Incorporating temperature data loggers into your recording and reporting processes is an efficient use of the vast technology available today. If you are responsible for storing any products from food to pharmaceuticals, then you will know the importance of adhering to the legal regulations to certify the safety of your products.
It’s important to consider variety of factors when using a temperature data logger to ensure your data is as accurate and reliable as possible. Read our top five considerations below:
On average, a 15–30-minute sampling interval is sufficient when recording data. However, you should choose a sample rate that reflects the fluctuation likelihood of the environment or appliance. Setting a higher frequency for your temperature data logger means it will record more data, although keep in mind this does not guarantee higher quality data. A slower sample rate is more accustomed to data being recorded across a wider range of safe storage temperatures.

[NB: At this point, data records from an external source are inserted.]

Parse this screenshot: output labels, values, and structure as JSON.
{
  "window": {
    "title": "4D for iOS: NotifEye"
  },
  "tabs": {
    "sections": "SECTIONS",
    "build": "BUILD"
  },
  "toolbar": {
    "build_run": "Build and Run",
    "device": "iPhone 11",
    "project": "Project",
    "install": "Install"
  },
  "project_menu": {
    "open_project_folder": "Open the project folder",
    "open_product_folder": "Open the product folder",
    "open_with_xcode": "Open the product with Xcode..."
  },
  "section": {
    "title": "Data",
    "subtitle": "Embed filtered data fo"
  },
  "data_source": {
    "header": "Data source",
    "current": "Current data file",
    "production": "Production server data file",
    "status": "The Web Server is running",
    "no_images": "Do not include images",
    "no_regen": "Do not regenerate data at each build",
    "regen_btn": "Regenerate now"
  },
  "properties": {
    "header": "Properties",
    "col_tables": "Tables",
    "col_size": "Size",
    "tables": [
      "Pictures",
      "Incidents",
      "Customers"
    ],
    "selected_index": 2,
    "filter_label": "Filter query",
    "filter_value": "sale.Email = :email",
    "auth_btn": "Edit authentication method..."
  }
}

After purchasing a data logger for your temperature monitoring system, you may be required to calibrate it to test its accuracy. Depending on the industry you operate in, there will be best practices to measure and compare against. Doing so ensures your temperature sensor is working efficiently and gives you peace of mind knowing your products will be monitored accurately.
Placement of the temperature probe is vital in recording the highest quality data. The temperature sensor in the probe will be static, thus only being able to record in a vicinity around the point. Try to avoid placing it in areas where temperature can be inadvertently fluctuated to ensure the data collection process is as accurate as possible.
Functionality of your alarms should be consistently tested to guarantee there are no flaws within your temperature monitoring system. Notifications should be set up to a primary method of contact where the user will be able to action a response and fix any issues immediately.
After the calibration and instalment of your system, it is important to schedule in regular checks. These include checking your temperature logger and sensor have no technical issues, as well as making sure the setup is correct, e.g. the sample rate.